I’m beginning to think that people have “temperaments” and “beliefs”. And I’m not talking about “nice” temperaments and “mean” spirited temperaments. They’re more complex than that.
They have to do with how you take a joke. And what you joke about. How irenic or walled-off you are, yes that too, but also how you look at things. You can tell a lot about a person by what makes them laugh and by what makes them scream.
T.S. Eliot was probably onto something when he said he was, religiously, of a: “a Catholic cast of mind, a Calvinist heritage, and a Puritanical temperament.”
All that said, I may be the most conservative liberal I know on politics.

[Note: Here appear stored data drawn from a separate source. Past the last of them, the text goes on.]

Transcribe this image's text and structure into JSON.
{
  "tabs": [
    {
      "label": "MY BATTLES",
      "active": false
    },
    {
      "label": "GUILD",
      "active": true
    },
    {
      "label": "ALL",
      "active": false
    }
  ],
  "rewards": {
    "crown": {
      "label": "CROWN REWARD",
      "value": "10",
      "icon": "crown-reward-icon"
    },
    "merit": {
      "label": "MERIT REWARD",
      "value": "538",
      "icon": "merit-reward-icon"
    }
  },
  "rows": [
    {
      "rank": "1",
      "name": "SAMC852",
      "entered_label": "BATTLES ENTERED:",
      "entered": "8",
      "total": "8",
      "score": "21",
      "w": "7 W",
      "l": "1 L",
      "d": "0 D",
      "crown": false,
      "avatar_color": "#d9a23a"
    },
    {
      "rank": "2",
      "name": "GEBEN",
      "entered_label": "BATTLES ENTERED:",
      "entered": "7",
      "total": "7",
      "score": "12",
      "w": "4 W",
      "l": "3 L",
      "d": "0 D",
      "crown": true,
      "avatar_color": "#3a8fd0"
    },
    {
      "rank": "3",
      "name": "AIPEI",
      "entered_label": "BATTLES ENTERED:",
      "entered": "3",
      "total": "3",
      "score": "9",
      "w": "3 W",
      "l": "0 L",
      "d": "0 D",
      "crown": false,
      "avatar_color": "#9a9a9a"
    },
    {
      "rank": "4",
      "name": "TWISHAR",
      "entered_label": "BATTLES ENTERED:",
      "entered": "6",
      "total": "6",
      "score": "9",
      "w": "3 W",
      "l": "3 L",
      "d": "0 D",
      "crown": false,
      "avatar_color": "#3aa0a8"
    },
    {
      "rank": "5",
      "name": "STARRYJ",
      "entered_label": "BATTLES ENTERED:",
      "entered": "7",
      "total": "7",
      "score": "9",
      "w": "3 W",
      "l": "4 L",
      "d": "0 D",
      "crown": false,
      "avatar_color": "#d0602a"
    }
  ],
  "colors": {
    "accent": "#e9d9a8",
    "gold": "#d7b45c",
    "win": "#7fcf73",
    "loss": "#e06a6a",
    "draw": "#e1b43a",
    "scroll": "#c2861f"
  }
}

I’ll let you guess which one describes my “cast of mind” and which is my temperament and how they relate. I admit sometimes we try to make categories too complex to seem smart.
That’s why my political beliefs on facebook read: “Post-modern paleo-conservative” with the description: “at some point you’re just stringing together words to see if anyone notices.”
People who call themselves some technically nonsense label like “Atheist Catholics” are probably trying to communicate their unique situation through paradox.They probably mean their upbringing influences them, the way they look at things, even if their beliefs run contrary to the school of thought which still influences their temperament. I can sympathize with that.
I often enjoy the company of those who disagree with me in politics because those who agree with me tend to have an unbearable, even humorless, temperament. At least in college, DO I ever hope it changes as I age (but I’m not holding my breath given the prominence of the loud-mouthed and dismissive middle-aged media idols which capture people of all ages).
To shift the discussion to theology, as I close, I will use Eliot’s model to describe myself. I may be in theology a “Critical realist cast of mind, an Evangelical heritage, and a Traditionalist temperament.”
That’s just my relatively uneducated guess though.
More specifics on this another time.